By: Karlie Harris
Some students may know Tim Graham as Glenelg’s janitorial manager, while others recognize him as their JV softball coach.
But it’s the scar on his hip that tells a different story.
In 2013, Graham, at the time a police officer for 15 years, responded to a breaking and entering call in Southeast, DC. It would be one of the final calls he would take as a member of the Metropolitan Police Department.
As a student at Liberty High School in Sykesville, MD, Graham had no idea of his career path when he graduated in 1989. Not too long after the stressful decision making process, he attended Arapahoe Community College in Littleton, CO and studied criminal justice to be a police officer.
Some families do not necessarily encourage their loved ones to join the police force, or any military force for that matter. Graham said his parents supported him regardless.
But that didn’t take away their fear of him getting hurt…
That night in 2013, Graham and two other officers went to an apartment complex where a call was made of an intruder in the building. One of the officers went around the back in case the perpetrator tried to take off running.
The apartment complex loomed large in front of Graham and the other officer. The front door was jarred, allowing them access to the inside. One of the officers checked the other rooms, while Graham entered the living room. In the vacant apartment (the previous owners had been evicted) there was a couch flipped over, along with a table and other tampered items.
“I heard a noise,” Graham said, “so I went to turn around to see if everything was okay with my buddy. I looked to my right hand side and the guy stood up from behind the fallen couch and started shooting. He fired four total shots and the fourth hit me right underneath my bulletproof vest in my hip. It grazed me and spun me down … I spun into the wall so I could get away from him. My buddy came back and the other from around the back came and began shooting at the guy.
The man was shot three times by the other officer, and Graham delivered the final shot.
“I remember it like it was yesterday,” he said. “Being a police officer is just like being a walking target. You think you’re prepared until you actually experience it.”
Graham recalls the bullet wound burning. Though in shock, he relied on his training, and adrenaline, to save his own life.
The physical part of the job was not the biggest focus, however.

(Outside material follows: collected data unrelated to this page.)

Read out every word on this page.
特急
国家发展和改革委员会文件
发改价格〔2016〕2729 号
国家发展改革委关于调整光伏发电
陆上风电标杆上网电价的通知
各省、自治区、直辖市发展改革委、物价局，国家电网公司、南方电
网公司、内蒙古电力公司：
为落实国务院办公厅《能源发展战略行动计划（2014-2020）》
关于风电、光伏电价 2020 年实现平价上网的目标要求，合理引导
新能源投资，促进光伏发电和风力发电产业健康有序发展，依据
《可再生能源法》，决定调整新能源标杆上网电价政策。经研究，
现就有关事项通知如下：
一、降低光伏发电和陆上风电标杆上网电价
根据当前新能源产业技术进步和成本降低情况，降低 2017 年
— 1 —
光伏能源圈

“Training and mentally preparing yourself to go out there and protect people is vital,” Graham said. “Without the mental preparation, what are you, as a police officer doing to protect people effectively? Not very much.”
Graham went into the police field aware of this, but his initial motivation for the dangerous career ironically was the reason he decided “it just wasn’t there for me anymore.”
The impact of the single bullet to the hip, from a gun held by a reckless criminal, initially belittled his courage, but it wasn’t long before Graham found the strength to continue working as an officer. But by 2014, Graham knew he needed to do something less … dangerous.
Enter Glenelg High School.
Since starting in 2017, Graham has been an integral part of the functionality of the school. From being the first to arrive to performing daily operations, Graham is, in effect, the backbone of the building.
Graham has also made an impact on his coworkers, who laud him for his engaging persona, work ethic, and desire to help.
“Mr. Graham provides a spark of fun to my day with his smile, laugh and jokes (that aren’t really funny),” said art teacher Greg English humorously. “He’s always willing to drop whatever he’s doing to lend a hand or solve a problem. And I love the eyes he had custom designed for his golf cart.”
Career and Technical Education teacher Ray Gerstner agrees.
“Mr. Graham is a big teddy bear, even though some people may think he is big and scary on first meeting. He will do whatever is necessary for all the students and values dedication. He prioritizes the little things and if someone is not available to do something at school, he doesn’t hesitate to jump in and help.”
It is a selflessness that has not changed from his time as an officer to his work at Glenelg.
“I appreciate being here, interacting with staff and students” Graham said. “It’s been a good journey, for sure. Who knows where I would be if that one incident in my past didn’t happen. But it’s gotten me here, and it’s been a blessing in disguise.”